Il nous faut bien, malheureusement, revenir un instant sur la tragédie d’Aurora… Il n’a pas fallu bien longtemps pour voir fleurir des «unes» quelque peu tendancieuses, assimilant dans un même élan Batman (le personnage, les films, et sûrement aussi en sous-entendu ses auteurs) et James Eagan Holmes, l’assassin présumé qui a tué 12 personnes (dont une fillette de 6 ans) et blessé 58 autres le 20 juillet dernier, durant une projection en avant-première du film de Nolan. Apparemment obsédé par le personnage du Joker tel qu’il apparaît dans THE DARK KNIGHT, au point de se donner son nom, le criminel a froidement préparé et commis cet acte épouvantable.
C’est triste à dire, mais la presse française a trouvé là l’occasion de ressortir quelques vieilles tartes à la crème ; même Télérama, qui a pourtant publié un article bien argumenté et intéressant sur le drame, n’a pas pu s’empêcher de mettre un titre racoleur, «Batman Assassin», suivi en cela par des confrères… Sous-entendant du coup que les films de Nolan auraient pu pousser cet ancien étudiant en médecine à commettre son crime. Ce genre de sous-entendus est contestable, mais fréquent dans la presse française ; je me souviens qu’en 1994 déjà, alors que débarquaient simultanément sur les écrans LEON, PULP FICTION et TUEURS NES, Télérama sonnait déjà la charge contre la violence à l’écran. Coïncidence malheureuse ? Un couple de marginaux, Florence Rey et Audry Maupin, semait la terreur sur le modèle des protagonistes de TUEURS NES. Et déjà donc, Télérama et quelques autres de s’en prendre aux films violents (et sans doute aussi y ajoutait-on les jeux vidéo, les bandes dessinées, la musique heavy metal, etc.) accusés de la même façon de pousser au meurtre… une chance quand même que les spectateurs de ces films, eux, ne confondent pas fiction et réalité au point de commettre ce genre de crimes.

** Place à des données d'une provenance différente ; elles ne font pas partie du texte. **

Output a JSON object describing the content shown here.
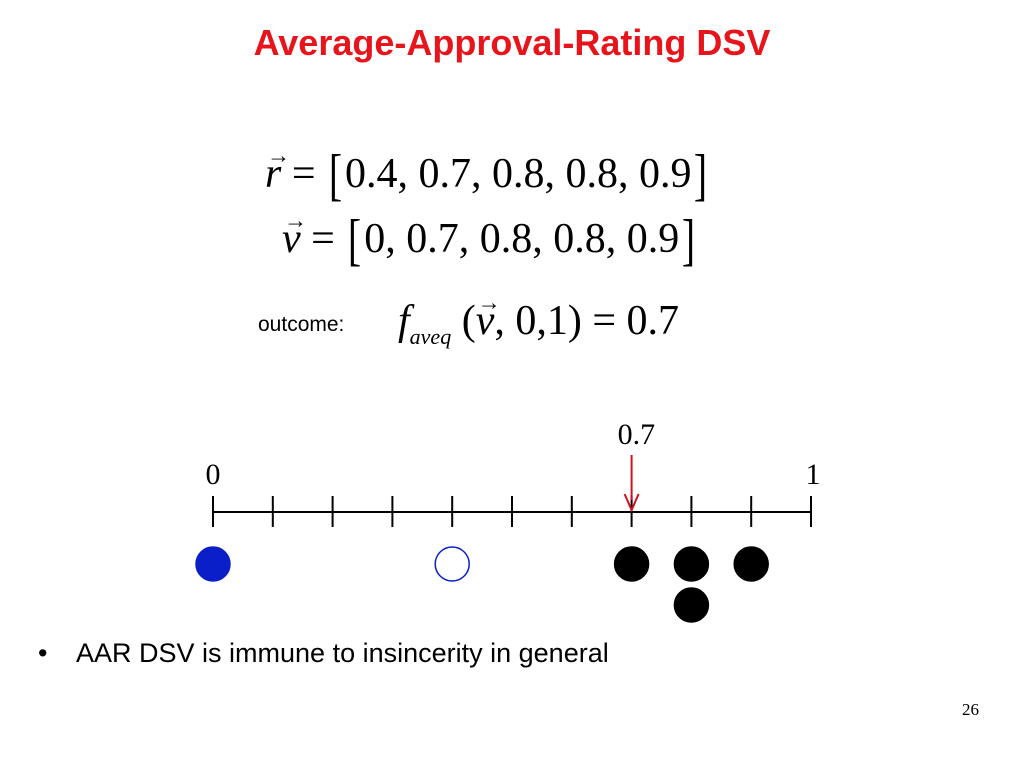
{
  "slide": {
    "title": "Average-Approval-Rating DSV",
    "page_number": "26"
  },
  "equations": {
    "r": {
      "var": "r",
      "equals": "=",
      "open": "[",
      "values": "0.4, 0.7, 0.8, 0.8, 0.9",
      "close": "]"
    },
    "v": {
      "var": "v",
      "equals": "=",
      "open": "[",
      "values": "0, 0.7, 0.8, 0.8, 0.9",
      "close": "]"
    },
    "outcome": {
      "label": "outcome:",
      "func": "f",
      "subscript": "aveq",
      "open_paren": "(",
      "arg_var": "v",
      "args_rest": ", 0,1)",
      "equals": "=",
      "result": "0.7"
    }
  },
  "scale": {
    "min_label": "0",
    "max_label": "1",
    "marker_label": "0.7",
    "min": 0,
    "max": 1,
    "tick_step": 0.1,
    "marker_value": 0.7,
    "marker_color": "#d01020",
    "votes": [
      {
        "value": 0.0,
        "style": "filled-blue",
        "stack": 0
      },
      {
        "value": 0.4,
        "style": "hollow-blue",
        "stack": 0
      },
      {
        "value": 0.7,
        "style": "filled-black",
        "stack": 0
      },
      {
        "value": 0.8,
        "style": "filled-black",
        "stack": 0
      },
      {
        "value": 0.8,
        "style": "filled-black",
        "stack": 1
      },
      {
        "value": 0.9,
        "style": "filled-black",
        "stack": 0
      }
    ],
    "colors": {
      "blue": "#0a1fc8",
      "black": "#000000"
    }
  },
  "bullets": [
    {
      "symbol": "•",
      "text": "AAR DSV is immune to insincerity in general"
    }
  ]
}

Il faudrait sans doute remonter encore plus loin dans le temps et étudier les cas de criminels se prétendant inspirés par des films, ou d’autres œuvres, avant leur passage à l’acte ; et surtout se rappeler que, chez les criminels de ce type, la violence a une origine bien plus grave que la vision d’un film. Celui-ci ne serait pas la cause, mais le «déclencheur», d’une folie antérieure, inscrite dans la psyché d criminel.
On peut être légitimement choqué par le crime commis à Aurora, tout en évitant de céder à l’émotivité et d’invoquer l’interdiction systématique de l’œuvre incriminée. En participant ainsi au climat d’intimidation morale, on en arriverait à des absurdités. Faudrait-il interdire par exemple les films de Martin Scorsese (régulièrement encensé par la même presse à chaque nouveau film) parce qu’un jour, John Hinkley, se prenant pour l’anti-héros de TAXI DRIVER, a tenté d’assassiner Ronald Reagan ? Ou encore censurer les Beatles, parce que Charles Manson et sa clique ont trouvé dans la chanson HELTER SKELTER leur «inspiration» morbide pour les meurtres qu’ils ont commis ?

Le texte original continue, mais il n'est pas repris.